A motorcyclist who killed a schoolboy playing a game of "chicken" on a busy road made legal history when he won a claim for compensation for the injuries that he suffered in the accident.
Antony Young, 37, lodged his claim with the Criminal Injuries Compensation Authority, which usually pays money only to victims of violent crime.
His lawyer, Andrew Campbell, argued that the boy, Robert Davis, 12, was guilty of a violent act by deliberately running out into the road.
Mr Young suffered six broken ribs, a punctured lung, a bruised heart, a serious shoulder injury and continuing psychological trauma.
The amount of compensation will be decided once Mr Young’s medical reports have been submitted by independent experts and the long-term impact of his injuries has been assessed. The authority could now face other, similar claims.
Andrew Campbell, the lawyer who represented Mr Young, said: “This is a victory for justice, not only for Antony and his family, who have been through a terrible ordeal, but for others who may also have suffered physical or psychological trauma as a result of accidents which occurred through no fault of their own. This case is particularly tragic because a young boy died but it is important that recognition is also given to Antony’s suffering and the effect this accident has had, and continues to have, on his life.”
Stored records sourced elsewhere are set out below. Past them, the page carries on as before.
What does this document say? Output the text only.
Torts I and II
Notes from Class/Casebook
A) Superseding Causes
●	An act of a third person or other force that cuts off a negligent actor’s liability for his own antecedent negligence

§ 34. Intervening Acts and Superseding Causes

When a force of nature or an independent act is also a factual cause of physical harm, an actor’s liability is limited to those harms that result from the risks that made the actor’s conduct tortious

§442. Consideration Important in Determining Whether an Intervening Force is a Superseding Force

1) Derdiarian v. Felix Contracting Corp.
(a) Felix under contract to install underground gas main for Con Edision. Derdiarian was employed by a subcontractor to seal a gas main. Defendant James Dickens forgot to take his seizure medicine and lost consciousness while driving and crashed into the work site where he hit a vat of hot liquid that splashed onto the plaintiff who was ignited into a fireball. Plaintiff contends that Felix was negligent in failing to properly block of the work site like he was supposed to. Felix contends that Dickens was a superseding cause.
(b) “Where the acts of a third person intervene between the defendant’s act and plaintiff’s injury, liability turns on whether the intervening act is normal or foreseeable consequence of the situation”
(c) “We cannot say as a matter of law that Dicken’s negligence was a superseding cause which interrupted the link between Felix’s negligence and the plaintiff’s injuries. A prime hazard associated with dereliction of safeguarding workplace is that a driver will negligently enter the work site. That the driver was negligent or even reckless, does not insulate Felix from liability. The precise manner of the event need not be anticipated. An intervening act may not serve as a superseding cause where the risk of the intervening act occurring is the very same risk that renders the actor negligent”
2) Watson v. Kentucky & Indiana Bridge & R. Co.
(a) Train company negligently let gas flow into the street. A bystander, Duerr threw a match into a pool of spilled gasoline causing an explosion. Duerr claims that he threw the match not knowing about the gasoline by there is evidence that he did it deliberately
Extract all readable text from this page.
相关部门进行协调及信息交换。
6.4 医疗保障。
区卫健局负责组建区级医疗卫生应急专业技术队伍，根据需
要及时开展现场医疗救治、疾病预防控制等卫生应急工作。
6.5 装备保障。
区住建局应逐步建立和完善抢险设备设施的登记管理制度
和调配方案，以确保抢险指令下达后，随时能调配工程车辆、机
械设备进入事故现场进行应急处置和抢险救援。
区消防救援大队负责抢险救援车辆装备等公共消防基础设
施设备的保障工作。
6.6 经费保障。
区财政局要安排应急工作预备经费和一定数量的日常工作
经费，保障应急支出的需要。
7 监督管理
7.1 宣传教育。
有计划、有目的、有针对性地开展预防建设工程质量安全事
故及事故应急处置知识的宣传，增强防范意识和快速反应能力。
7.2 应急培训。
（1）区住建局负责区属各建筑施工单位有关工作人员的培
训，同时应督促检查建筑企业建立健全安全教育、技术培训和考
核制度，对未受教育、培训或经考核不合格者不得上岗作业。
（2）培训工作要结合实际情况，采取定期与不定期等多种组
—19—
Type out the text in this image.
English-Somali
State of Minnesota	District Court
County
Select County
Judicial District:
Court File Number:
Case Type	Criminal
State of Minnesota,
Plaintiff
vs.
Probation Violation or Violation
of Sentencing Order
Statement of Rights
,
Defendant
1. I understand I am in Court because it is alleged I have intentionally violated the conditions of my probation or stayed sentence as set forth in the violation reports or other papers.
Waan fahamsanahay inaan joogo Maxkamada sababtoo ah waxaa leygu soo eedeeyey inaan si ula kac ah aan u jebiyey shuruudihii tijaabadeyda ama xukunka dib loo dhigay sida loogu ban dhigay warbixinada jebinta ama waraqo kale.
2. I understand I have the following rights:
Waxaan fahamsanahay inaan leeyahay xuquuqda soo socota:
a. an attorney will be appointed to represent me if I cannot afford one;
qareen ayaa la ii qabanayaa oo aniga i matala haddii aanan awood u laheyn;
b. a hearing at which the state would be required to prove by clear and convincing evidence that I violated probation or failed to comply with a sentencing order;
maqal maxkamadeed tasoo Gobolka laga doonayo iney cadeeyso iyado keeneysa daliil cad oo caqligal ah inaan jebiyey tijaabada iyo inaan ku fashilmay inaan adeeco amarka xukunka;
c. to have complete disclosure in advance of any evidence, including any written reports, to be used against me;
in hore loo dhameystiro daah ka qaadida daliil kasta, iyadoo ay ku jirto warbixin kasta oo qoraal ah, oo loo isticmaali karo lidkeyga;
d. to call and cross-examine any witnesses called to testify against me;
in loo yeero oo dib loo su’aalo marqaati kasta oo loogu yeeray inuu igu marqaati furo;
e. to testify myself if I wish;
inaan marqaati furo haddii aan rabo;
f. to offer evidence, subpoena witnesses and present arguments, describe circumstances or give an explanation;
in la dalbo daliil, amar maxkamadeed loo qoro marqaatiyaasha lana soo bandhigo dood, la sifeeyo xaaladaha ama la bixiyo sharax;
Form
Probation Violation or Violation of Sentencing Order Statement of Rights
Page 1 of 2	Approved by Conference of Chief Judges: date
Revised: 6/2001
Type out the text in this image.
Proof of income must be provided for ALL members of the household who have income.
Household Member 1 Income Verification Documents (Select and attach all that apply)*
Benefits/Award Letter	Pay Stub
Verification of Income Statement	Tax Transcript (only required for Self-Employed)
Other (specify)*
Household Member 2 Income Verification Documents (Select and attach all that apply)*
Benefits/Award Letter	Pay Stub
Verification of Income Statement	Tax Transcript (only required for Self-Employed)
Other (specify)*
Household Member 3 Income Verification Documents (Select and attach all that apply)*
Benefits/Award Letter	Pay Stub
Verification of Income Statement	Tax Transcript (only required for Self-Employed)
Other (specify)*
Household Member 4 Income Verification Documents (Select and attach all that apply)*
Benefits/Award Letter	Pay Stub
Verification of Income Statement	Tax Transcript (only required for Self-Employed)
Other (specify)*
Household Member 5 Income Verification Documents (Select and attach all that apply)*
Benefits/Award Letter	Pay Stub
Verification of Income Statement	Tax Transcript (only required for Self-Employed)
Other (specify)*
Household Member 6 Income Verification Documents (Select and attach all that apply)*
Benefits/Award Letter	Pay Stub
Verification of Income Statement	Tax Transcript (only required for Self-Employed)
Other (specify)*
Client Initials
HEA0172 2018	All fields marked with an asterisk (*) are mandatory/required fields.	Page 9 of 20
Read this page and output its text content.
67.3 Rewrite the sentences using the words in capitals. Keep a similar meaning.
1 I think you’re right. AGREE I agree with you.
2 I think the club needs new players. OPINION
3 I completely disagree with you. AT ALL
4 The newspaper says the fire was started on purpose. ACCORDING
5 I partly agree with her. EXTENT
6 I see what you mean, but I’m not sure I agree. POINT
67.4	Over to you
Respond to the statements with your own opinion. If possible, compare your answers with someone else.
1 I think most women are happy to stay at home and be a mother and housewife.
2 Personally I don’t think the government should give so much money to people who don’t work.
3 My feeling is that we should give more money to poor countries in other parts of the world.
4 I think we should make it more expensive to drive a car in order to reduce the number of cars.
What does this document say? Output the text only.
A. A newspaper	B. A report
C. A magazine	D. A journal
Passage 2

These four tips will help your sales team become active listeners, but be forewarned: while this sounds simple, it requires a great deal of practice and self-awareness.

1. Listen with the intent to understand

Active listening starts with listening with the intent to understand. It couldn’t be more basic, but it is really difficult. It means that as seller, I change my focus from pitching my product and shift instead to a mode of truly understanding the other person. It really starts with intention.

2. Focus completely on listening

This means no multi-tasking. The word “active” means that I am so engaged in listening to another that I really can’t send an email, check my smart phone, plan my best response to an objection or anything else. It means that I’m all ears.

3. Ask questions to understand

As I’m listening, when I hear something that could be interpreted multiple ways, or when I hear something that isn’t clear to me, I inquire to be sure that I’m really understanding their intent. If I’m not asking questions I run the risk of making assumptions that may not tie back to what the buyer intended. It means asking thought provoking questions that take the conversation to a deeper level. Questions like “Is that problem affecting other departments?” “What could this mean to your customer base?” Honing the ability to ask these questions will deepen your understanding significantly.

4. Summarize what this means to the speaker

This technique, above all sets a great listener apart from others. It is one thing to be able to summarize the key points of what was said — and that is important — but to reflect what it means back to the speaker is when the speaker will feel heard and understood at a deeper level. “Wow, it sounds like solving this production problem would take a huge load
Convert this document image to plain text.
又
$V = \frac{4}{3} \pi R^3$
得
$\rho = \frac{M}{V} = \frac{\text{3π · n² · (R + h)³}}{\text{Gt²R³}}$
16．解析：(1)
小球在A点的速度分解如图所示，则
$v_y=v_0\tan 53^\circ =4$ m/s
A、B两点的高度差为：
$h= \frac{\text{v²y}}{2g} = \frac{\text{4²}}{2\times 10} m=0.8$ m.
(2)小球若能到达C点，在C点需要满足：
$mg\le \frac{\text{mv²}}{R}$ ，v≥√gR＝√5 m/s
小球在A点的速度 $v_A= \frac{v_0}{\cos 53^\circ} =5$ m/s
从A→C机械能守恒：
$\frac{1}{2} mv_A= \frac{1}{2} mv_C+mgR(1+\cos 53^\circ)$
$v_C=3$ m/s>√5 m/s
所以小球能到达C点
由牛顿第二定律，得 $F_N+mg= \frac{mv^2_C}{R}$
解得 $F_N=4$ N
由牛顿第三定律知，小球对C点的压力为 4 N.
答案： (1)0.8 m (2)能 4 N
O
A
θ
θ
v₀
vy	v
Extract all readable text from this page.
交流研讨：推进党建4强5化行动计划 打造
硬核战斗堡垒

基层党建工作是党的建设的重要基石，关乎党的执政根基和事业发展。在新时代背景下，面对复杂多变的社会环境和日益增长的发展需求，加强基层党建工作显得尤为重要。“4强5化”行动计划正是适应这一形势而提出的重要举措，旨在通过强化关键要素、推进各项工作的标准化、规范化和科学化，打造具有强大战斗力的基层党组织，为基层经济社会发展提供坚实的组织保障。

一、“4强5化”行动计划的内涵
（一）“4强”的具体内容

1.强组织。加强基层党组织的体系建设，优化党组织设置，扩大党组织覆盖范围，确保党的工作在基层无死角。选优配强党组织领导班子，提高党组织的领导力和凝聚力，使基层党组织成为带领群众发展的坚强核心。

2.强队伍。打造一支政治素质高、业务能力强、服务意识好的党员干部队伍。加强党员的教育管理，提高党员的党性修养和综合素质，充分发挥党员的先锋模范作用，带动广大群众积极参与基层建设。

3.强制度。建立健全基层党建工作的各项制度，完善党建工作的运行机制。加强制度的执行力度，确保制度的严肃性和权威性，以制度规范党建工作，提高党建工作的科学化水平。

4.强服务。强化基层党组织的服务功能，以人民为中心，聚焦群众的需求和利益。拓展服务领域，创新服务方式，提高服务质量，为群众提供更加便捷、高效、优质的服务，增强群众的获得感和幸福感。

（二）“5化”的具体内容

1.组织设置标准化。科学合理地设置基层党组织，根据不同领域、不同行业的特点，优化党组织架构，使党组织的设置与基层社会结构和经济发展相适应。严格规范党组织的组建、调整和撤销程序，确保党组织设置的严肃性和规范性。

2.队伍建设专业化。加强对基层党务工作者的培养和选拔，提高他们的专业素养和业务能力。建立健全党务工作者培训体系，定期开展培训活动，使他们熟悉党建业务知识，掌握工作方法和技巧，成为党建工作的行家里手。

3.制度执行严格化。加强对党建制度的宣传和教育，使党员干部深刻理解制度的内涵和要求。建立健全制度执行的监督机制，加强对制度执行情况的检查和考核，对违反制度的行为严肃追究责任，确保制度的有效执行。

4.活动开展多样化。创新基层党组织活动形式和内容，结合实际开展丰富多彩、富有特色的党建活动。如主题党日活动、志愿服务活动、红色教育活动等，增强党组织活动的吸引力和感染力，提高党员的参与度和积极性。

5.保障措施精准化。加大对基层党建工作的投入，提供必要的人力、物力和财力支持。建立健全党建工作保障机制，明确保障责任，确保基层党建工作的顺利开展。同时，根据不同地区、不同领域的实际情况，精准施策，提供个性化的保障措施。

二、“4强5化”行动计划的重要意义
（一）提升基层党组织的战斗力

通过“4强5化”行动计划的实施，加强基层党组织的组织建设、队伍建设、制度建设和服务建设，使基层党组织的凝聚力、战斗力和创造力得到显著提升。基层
Mr Young was riding his Suzuki GSXR 1000 on the A4174 dual carriageway in Longwell Green, near Bristol, when the accident happened on April 8 last year.
A group of boys had gathered under a footbridge and dared each other to run across the road. Robert Davis started to run as a van approached but failed to spot that it was being overtaken by the motorcycle. Mr Young, a site engineer, was unable to avoid colliding with the boy, and the bike hit him full in the chest. He died three days later at Bristol Children’s Hospital.
Mr Young, who was travelling at less than 50mph in a 70mph zone, spent two weeks in hospital and was off work for three months. An inquest recorded a verdict of accidental death after witnesses described how the motorcyclist could not have done anything to avoid the collision. Brian Whitehouse, the coroner, was “completely satisfied that no blame whatsoever” could be attached to him.
Mr Young, from Chipping Sodbury, Gloucestershire, was told by 6 law firms he approached before speaking to Andrew Campbell, that he could not pursue a claim for compensation. But Mr Campbell argued that Robert was reckless in his actions, because he knowingly took a risk which left Mr Young injured. He successfully claimed that Robert’s actions amounted to violence, and that Mr Young could be compensated as a victim of a violent crime.
After hearing the landmark decision, he said: “I am happy and relieved. I feel that justice has been served not just for me but for other bikers and car drivers who find themselves in a similar position through no fault of their own.”
The authority receives about 65,000 applications for compensation each year and pays out nearly £200 million annually to victims of violent crime.
A spokesman for the authority said: “The Criminal Injuries Compensation Authority always welcomes applications from victims of crime who are eligible for compensation. Mr Young was a victim of reckless behaviour on the part of the young boy and therefore entitled to a payment.”
This case was reported in all major national newspapers. It highlights the importance of seeking advice from an expert lawyer as opposed to the 6 firms Mr Young approached prior to instructing Andrew Campbell. Some lateral thinking and application of the law has led to compensation for this gentleman and for other biker victims of recklessness in the future.